Der frühere Regierungschef Nawaz Sharif steuert auf seine dritte Amtszeit zu
Lahore. Nach der Parlamentswahl in Pakistan deutet alles darauf hin, dass der frühere Regierungschef Nawaz Sharif zum dritten Mal Ministerpräsident wird. Seine Partei, die religiös-konservative Muslimliga (PML-N), hat laut Hochrechnungen haushoch gewonnen. Der 63-Jährige erklärte sich zum Sieger und wurde von seinen Anhängern ausgelassen gefeiert. Die bislang regierende Pakistanische Volkspartei (PPP) muss nun die Regierungsmacht abgeben.
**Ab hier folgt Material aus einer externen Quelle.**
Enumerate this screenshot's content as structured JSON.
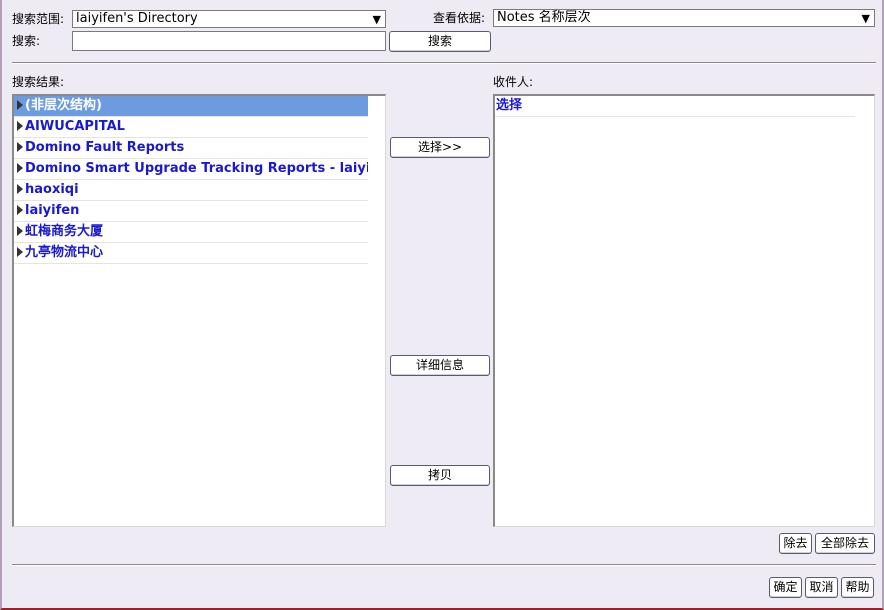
{
  "search_scope": {
    "label": "搜索范围:",
    "value": "laiyifen's Directory"
  },
  "view_by": {
    "label": "查看依据:",
    "value": "Notes 名称层次"
  },
  "search": {
    "label": "搜索:",
    "value": "",
    "button": "搜索"
  },
  "results": {
    "label": "搜索结果:",
    "items": [
      "(非层次结构)",
      "AIWUCAPITAL",
      "Domino Fault Reports",
      "Domino Smart Upgrade Tracking Reports - laiyifen",
      "haoxiqi",
      "laiyifen",
      "虹梅商务大厦",
      "九亭物流中心"
    ],
    "selected_index": 0
  },
  "recipients": {
    "label": "收件人:",
    "items": [
      "选择"
    ]
  },
  "actions": {
    "select": "选择>>",
    "details": "详细信息",
    "copy": "拷贝"
  },
  "recipient_actions": {
    "remove": "除去",
    "remove_all": "全部除去"
  },
  "dialog_buttons": {
    "ok": "确定",
    "cancel": "取消",
    "help": "帮助"
  },
  "icons": {
    "dropdown": "chevron-down-icon",
    "expand": "expand-triangle-icon"
  },
  "colors": {
    "link_blue": "#1A1ACD",
    "selection": "#6C9BE0",
    "background": "#EFEBF5"
  }
}
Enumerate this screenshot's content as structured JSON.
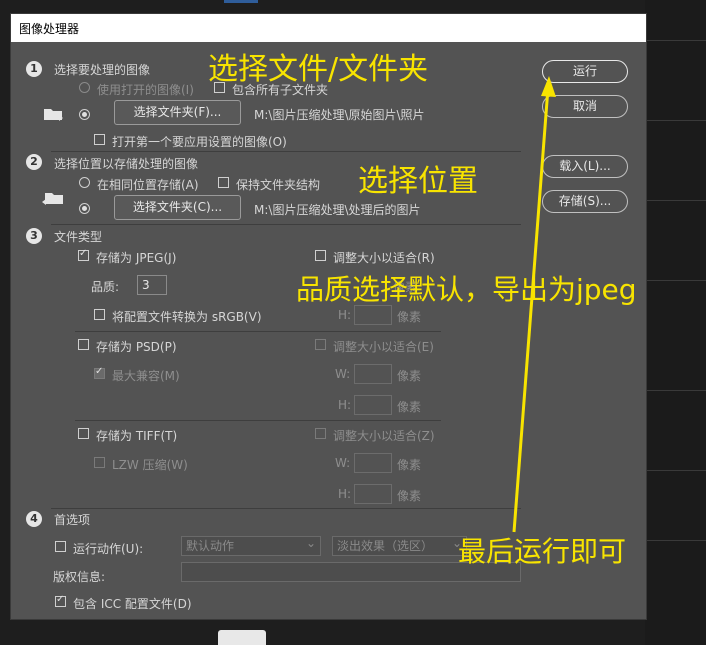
{
  "dialog": {
    "title": "图像处理器"
  },
  "section1": {
    "num": "1",
    "label": "选择要处理的图像",
    "use_open_label": "使用打开的图像(I)",
    "include_sub_label": "包含所有子文件夹",
    "select_folder_label": "选择文件夹(F)...",
    "folder_path": "M:\\图片压缩处理\\原始图片\\照片",
    "open_first_label": "打开第一个要应用设置的图像(O)"
  },
  "section2": {
    "num": "2",
    "label": "选择位置以存储处理的图像",
    "same_location_label": "在相同位置存储(A)",
    "keep_structure_label": "保持文件夹结构",
    "select_folder_label": "选择文件夹(C)...",
    "folder_path": "M:\\图片压缩处理\\处理后的图片"
  },
  "section3": {
    "num": "3",
    "label": "文件类型",
    "jpeg": {
      "save_label": "存储为 JPEG(J)",
      "resize_label": "调整大小以适合(R)",
      "quality_label": "品质:",
      "quality_value": "3",
      "srgb_label": "将配置文件转换为 sRGB(V)",
      "h_label": "H:",
      "px_label": "像素",
      "w_px_label": "像素"
    },
    "psd": {
      "save_label": "存储为 PSD(P)",
      "resize_label": "调整大小以适合(E)",
      "max_compat_label": "最大兼容(M)",
      "w_label": "W:",
      "h_label": "H:",
      "px_label": "像素"
    },
    "tiff": {
      "save_label": "存储为 TIFF(T)",
      "resize_label": "调整大小以适合(Z)",
      "lzw_label": "LZW 压缩(W)",
      "w_label": "W:",
      "h_label": "H:",
      "px_label": "像素"
    }
  },
  "section4": {
    "num": "4",
    "label": "首选项",
    "run_action_label": "运行动作(U):",
    "action_set": "默认动作",
    "action": "淡出效果（选区）",
    "copyright_label": "版权信息:",
    "copyright_value": "",
    "icc_label": "包含 ICC 配置文件(D)"
  },
  "buttons": {
    "run": "运行",
    "cancel": "取消",
    "load": "载入(L)...",
    "save": "存储(S)..."
  },
  "annotations": {
    "select_files": "选择文件/文件夹",
    "select_location": "选择位置",
    "quality_note": "品质选择默认，导出为jpeg",
    "run_note": "最后运行即可"
  },
  "colors": {
    "annotation": "#f8e400",
    "dialog_bg": "#535353",
    "title_bg": "#ffffff"
  }
}
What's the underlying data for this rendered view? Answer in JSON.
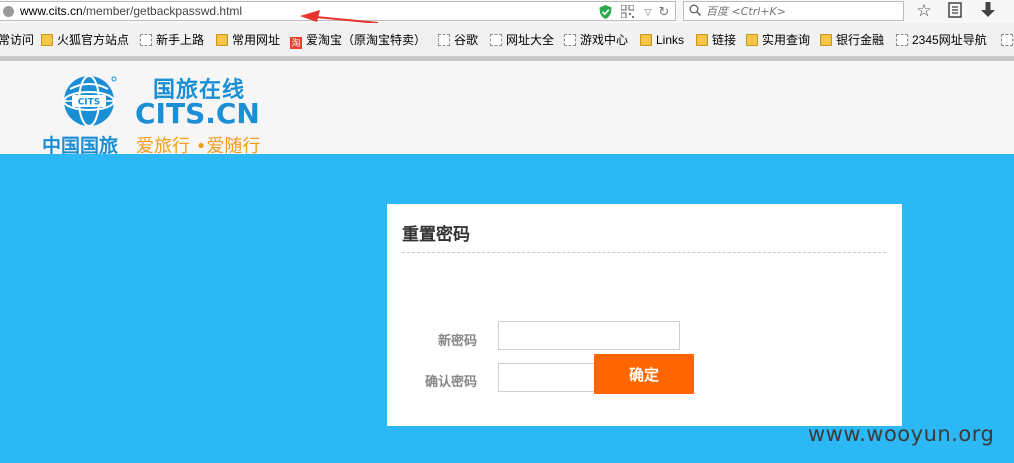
{
  "browser": {
    "url_host": "www.cits.cn",
    "url_path": "/member/getbackpasswd.html",
    "search_placeholder": "百度 <Ctrl+K>",
    "icons": {
      "page": "globe-icon",
      "shield": "shield-icon",
      "qr": "qr-code-icon",
      "dropdown": "chevron-down-icon",
      "reload": "reload-icon",
      "search": "search-icon",
      "bookmark_star": "star-icon",
      "reading_list": "reading-list-icon",
      "download": "download-icon"
    },
    "annotation_color": "#e8332b"
  },
  "bookmarks": [
    {
      "label": "常访问",
      "icon": "none"
    },
    {
      "label": "火狐官方站点",
      "icon": "folder"
    },
    {
      "label": "新手上路",
      "icon": "dashed"
    },
    {
      "label": "常用网址",
      "icon": "folder"
    },
    {
      "label": "爱淘宝（原淘宝特卖）",
      "icon": "taobao"
    },
    {
      "label": "谷歌",
      "icon": "dashed"
    },
    {
      "label": "网址大全",
      "icon": "dashed"
    },
    {
      "label": "游戏中心",
      "icon": "dashed"
    },
    {
      "label": "Links",
      "icon": "folder"
    },
    {
      "label": "链接",
      "icon": "folder"
    },
    {
      "label": "实用查询",
      "icon": "folder"
    },
    {
      "label": "银行金融",
      "icon": "folder"
    },
    {
      "label": "2345网址导航",
      "icon": "dashed"
    }
  ],
  "header": {
    "logo_line1": "国旅在线",
    "logo_line2": "CITS.CN",
    "logo_line3": "中国国旅",
    "logo_slogan": "爱旅行 •爱随行",
    "emblem_text": "CITS",
    "brand_blue": "#1a8fd6",
    "brand_orange": "#f39c1e"
  },
  "form": {
    "title": "重置密码",
    "new_password_label": "新密码",
    "confirm_password_label": "确认密码",
    "new_password_value": "",
    "confirm_password_value": "",
    "submit_label": "确定",
    "background_color": "#2cb7f5",
    "button_color": "#ff6600"
  },
  "watermark": "www.wooyun.org"
}
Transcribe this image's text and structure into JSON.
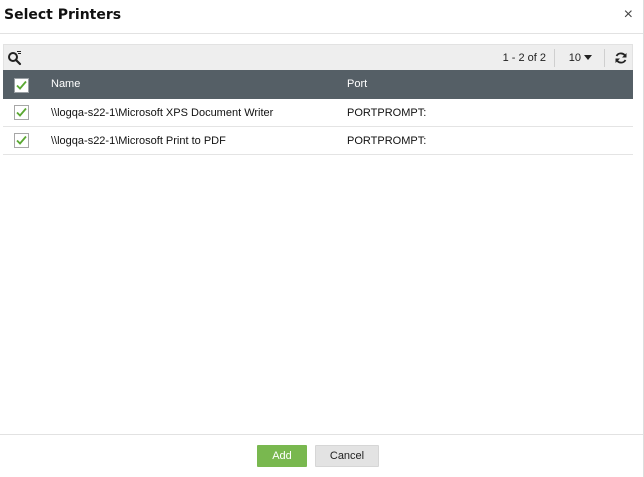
{
  "dialog": {
    "title": "Select Printers",
    "close_symbol": "×"
  },
  "toolbar": {
    "search_icon": "search-filter-icon",
    "paging_text": "1 - 2 of 2",
    "page_size": "10",
    "refresh_icon": "refresh-icon"
  },
  "table": {
    "header_checked": true,
    "columns": [
      "Name",
      "Port"
    ],
    "rows": [
      {
        "checked": true,
        "name": "\\\\logqa-s22-1\\Microsoft XPS Document Writer",
        "port": "PORTPROMPT:"
      },
      {
        "checked": true,
        "name": "\\\\logqa-s22-1\\Microsoft Print to PDF",
        "port": "PORTPROMPT:"
      }
    ]
  },
  "footer": {
    "add_label": "Add",
    "cancel_label": "Cancel"
  },
  "colors": {
    "header_bg": "#555f66",
    "add_button": "#79b84f",
    "check": "#5aa832"
  }
}
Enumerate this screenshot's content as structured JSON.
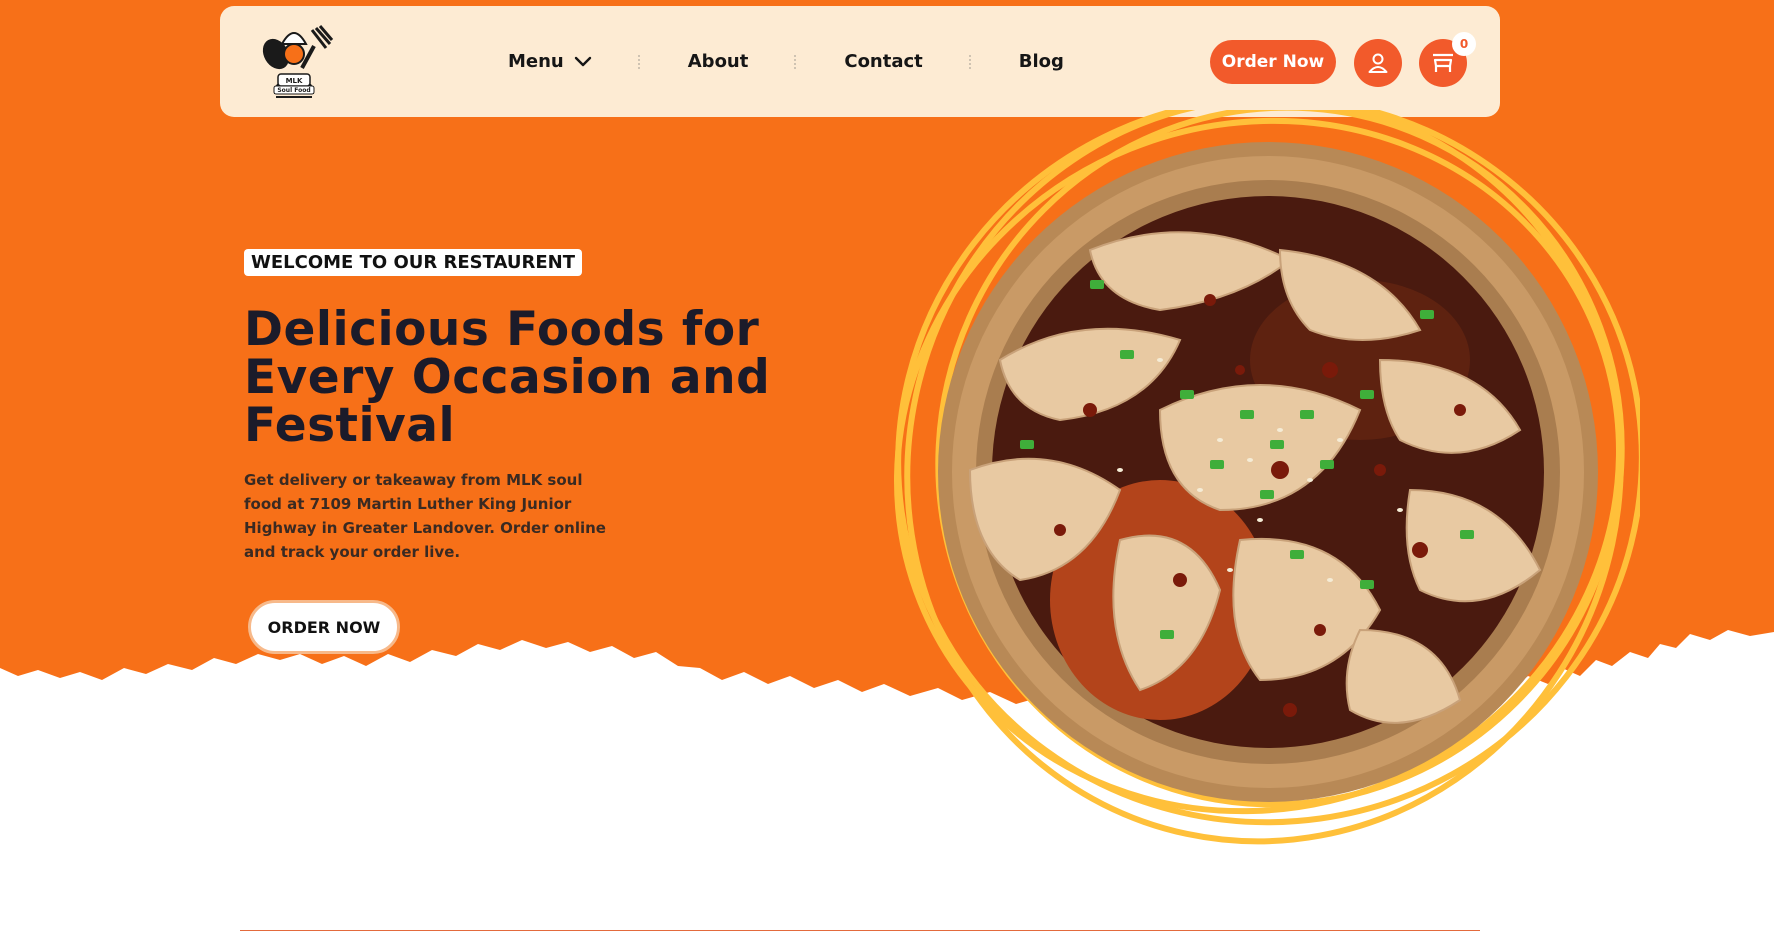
{
  "theme": {
    "hero_orange": "#f77018",
    "header_bg": "#fdebd3",
    "accent": "#f25a2b",
    "scribble": "#ffc03a"
  },
  "header": {
    "logo": {
      "icon": "chef-logo-icon",
      "text": "MLK Soul Food"
    },
    "nav": {
      "menu": "Menu",
      "about": "About",
      "contact": "Contact",
      "blog": "Blog"
    },
    "order_button": "Order Now",
    "user_icon": "user-icon",
    "cart_icon": "cart-icon",
    "cart_count": "0"
  },
  "hero": {
    "eyebrow": "WELCOME TO OUR RESTAURENT",
    "headline": "Delicious Foods for Every Occasion and Festival",
    "description": "Get delivery or takeaway from MLK soul food at 7109 Martin Luther King Junior Highway in Greater Landover. Order online and track your order live.",
    "cta": "ORDER NOW",
    "image": "chili-chicken-bowl"
  }
}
Sharif war in den 1990er-Jahren bereits zweimal Regierungschef. In seiner Amtszeit führte Pakistan 1998 erstmals einen Atomtest durch. 1999 wurde Sharif in einem unblutigen Militärputsch von General Pervez Musharraf abgesetzt. Musharraf hatte ihm vorgeworfen, unter dem Druck der USA einen Militäreinsatz in der umstrittenen Grenzregion Kaschmir abgebrochen zu haben. Ein Jahr später ging Sharif ins Exil nach Saudi-Arabien. 2007 kehrte er zurück und übernahm erneut die Führung seiner Partei. Bei der letzten Wahl 2008 wurde er mit ihr zweitstärkste Kraft. Zweitstärkste Kraft in der Nationalversammlung ist laut Hochrechnungen die Partei Tehreek-e-Insaf des früheren Kricket-Weltmeisters Imran Khan. Khans „Bewegung für Gerechtigkeit“ hat viele jüngere Wähler gerade in den Städten angezogen, die von den etablierten Parteien enttäuscht sind und die weit verbreitete Korruption und Vetternwirtschaft satthaben. Die Gerechtigkeitsbewegung könnte nun das Zünglein an der Waage spielen.
Sharif bot in einer Siegesrede allen politischen Kräften eine Zusammenarbeit an. „Ich bitte alle, sich mit mir an einen Tisch zu setzen, damit unser Land von Flüchen wie Inflation, Arbeitslosigkeit und den ständigen Stromausfällen befreit werden kann“, sagte er. Unklar ist, wie Sharif mit den Taliban und anderen islamistischen Aufständischen umgehen wird. Kritiker monieren, dass die Muslimliga als Regionalregierung in der Provinz Punjab die Extremisten weitgehend gewähren lässt. Wie befürchtet war die Parlamentswahl von blutigen Terrorakten überschattet. Bei mehreren Bombenanschlägen und Schüssen auf Wahllokale und Parteibüros kamen mindestens 29 Menschen ums Leben. Dutzende weitere wurden verletzt. Trotzdem war die Wahlbeteiligung mit fast 60 Prozent ungewöhnlich hoch. 2008 hatte sie nur 44 Prozent betragen. Die Wahl fand unter massiven Sicherheitsvorkehrungen statt. Gut 600.000 Polizisten, Soldaten und Sicherheitskräfte waren im Einsatz. Wahlberechtigt waren rund 86 Millionen Bürger. Schon der Wahlkampf wurde von Dutzenden Angriffen islamischer Extremisten überschattet, bei denen mindestens 130 Menschen getötet wurden. Sie galten meist liberalen, säkularen Parteien, die Militäroffensive gegen die islamistischen Taliban unterstützt hatten.
Die Wahl in Pakistan gilt als historische Wegmarke. Erstmals seit der Unabhängigkeit 1947 übergibt eine demokratisch gewählte Regierung an die nächste, ohne dass das Militär zwischendurch geputscht hat.